She has been brought to the last stage of initiation into the mystery of Life. But, as is shown in the next and final section of the poem, the wifely heart has preserved its vitality, has, indeed, grown in vitality, and cherishes a hope which shows its undying love, and is not without a touch of pathos.
IX. ‘On Deck’.—In Sections V.-VIII. the soliloquies are not directed to the husband, as they are in I.-IV. In this last, he is again mentally addressed. She is on board the vessel which is to convey, or is conveying, her to her English home, or somewhere else. As there is nothing in her for him to remember, nothing in her art efforts he cares to see, nothing she was that deserves a place in his mind, she leaves him, sets him free, as he has long shown to her he has wished to be. She, conceding his attitude toward her, asks him to concede, in turn, that such a thing as mutual love HAS been. There’s a slight retaliation here of the wounded spirit. But her heart, after all, MUST have its way; and it cherishes the hope that his soul, which is now cabined, cribbed, confined, may be set free, through some circumstance or other, and she may then become to him what he is to her. And then, what would it matter to her that she was ill-favored? All sense of this would be sunk in the strange joy that he possessed her as she him, in heart and brain. Hers has been a love that was life, and a life that was love. Could one touch of such love for her come in a word of look of his, why, he might turn into her ill-favoredness, she would know nothing of it, being dead to joy.
A Tale.
(The Epilogue to ‘The Two Poets of Croisic’.)

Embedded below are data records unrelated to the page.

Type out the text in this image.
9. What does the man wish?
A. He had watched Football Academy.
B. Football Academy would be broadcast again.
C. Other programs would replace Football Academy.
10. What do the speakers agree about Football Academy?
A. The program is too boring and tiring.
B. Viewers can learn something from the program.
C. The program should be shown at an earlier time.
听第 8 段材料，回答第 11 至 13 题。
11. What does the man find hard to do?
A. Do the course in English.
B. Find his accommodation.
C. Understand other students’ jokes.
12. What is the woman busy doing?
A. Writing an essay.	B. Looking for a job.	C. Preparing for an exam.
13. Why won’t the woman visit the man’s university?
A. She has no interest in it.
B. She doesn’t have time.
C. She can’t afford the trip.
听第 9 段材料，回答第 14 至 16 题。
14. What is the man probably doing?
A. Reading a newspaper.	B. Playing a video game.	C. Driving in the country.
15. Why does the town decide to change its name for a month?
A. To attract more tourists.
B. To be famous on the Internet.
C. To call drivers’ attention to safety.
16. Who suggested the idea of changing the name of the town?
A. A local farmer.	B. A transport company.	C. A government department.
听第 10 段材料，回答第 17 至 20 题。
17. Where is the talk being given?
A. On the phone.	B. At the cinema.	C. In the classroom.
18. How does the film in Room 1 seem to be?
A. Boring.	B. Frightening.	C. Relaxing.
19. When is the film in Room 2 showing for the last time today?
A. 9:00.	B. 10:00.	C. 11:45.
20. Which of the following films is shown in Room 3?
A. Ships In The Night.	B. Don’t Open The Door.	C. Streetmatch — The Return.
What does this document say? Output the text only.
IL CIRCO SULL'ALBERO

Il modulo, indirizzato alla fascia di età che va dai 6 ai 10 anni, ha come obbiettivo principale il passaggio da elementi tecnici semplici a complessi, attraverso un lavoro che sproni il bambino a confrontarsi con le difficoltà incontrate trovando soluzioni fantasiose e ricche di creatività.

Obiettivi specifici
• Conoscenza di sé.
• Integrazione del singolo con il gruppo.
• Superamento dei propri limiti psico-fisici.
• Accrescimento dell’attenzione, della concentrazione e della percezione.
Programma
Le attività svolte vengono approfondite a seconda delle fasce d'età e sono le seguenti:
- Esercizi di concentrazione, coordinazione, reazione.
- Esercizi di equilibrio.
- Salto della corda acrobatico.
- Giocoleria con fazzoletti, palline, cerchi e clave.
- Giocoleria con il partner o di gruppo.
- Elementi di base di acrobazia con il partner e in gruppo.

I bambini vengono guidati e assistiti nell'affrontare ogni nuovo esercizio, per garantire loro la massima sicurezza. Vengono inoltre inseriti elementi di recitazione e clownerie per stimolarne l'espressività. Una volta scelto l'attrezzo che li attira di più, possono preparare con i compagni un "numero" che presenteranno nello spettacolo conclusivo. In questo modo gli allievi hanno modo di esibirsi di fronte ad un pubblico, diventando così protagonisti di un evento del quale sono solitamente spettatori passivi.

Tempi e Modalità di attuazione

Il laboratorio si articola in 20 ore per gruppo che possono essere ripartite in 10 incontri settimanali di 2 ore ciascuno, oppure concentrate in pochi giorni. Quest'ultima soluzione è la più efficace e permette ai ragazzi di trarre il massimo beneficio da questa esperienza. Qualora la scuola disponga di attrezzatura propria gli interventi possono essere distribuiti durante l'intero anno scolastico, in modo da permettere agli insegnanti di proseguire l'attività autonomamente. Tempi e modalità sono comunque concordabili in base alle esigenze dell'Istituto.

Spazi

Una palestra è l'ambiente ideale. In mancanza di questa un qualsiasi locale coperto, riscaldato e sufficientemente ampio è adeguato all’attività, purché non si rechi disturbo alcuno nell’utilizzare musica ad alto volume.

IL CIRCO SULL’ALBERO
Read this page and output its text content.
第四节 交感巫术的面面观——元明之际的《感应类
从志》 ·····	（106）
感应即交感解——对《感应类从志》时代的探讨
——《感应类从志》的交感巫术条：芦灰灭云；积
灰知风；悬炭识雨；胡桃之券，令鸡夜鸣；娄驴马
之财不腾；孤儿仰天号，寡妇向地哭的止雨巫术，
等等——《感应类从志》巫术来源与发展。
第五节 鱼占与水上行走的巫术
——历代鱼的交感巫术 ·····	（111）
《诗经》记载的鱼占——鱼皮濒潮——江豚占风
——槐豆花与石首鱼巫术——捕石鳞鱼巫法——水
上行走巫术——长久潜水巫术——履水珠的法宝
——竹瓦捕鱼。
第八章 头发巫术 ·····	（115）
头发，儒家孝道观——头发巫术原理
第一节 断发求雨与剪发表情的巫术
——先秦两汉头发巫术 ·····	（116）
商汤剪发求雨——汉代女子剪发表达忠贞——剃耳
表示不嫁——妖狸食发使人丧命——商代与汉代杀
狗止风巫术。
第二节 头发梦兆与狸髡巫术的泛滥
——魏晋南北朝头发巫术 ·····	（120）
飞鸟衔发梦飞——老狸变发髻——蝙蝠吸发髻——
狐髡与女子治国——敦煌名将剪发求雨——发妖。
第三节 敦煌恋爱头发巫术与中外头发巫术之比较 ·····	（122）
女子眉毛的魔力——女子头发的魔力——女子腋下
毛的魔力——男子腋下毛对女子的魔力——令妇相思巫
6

The speaker in this monologue is the wife of a poet, and she tells the story to her husband, of the little cricket that came to the aid of the musician who was contending for a prize, when one of the strings of his lyre snapped. So he made a statue for himself, and on the lyre he held perched his partner in the prize. If her poet-husband gain a prize in poetry, she asks, will some ticket when his statue’s built tell the gazer ‘twas a cricket helped his crippled lyre; that when one string which made “love” sound soft, was snapt in twain, she perched upon the place left vacant and duly uttered, “Love, Love, Love”, whene’er the bass asked the treble to atone for its somewhat sombre drone?
Confessions.
The speaker is a dying man, who replies very decidedly in the negative to the question of the attendant priest as to whether he views the world as a vale of tears. The memory of a past love, which is running through his mind, still keeps the world bright. Of the stolen interviews with the girl he loved he makes confession, using the physic bottles which stand on a table by the bedside to illustrate his story.
The monologue is a choice bit of grotesque humor touched with pathos.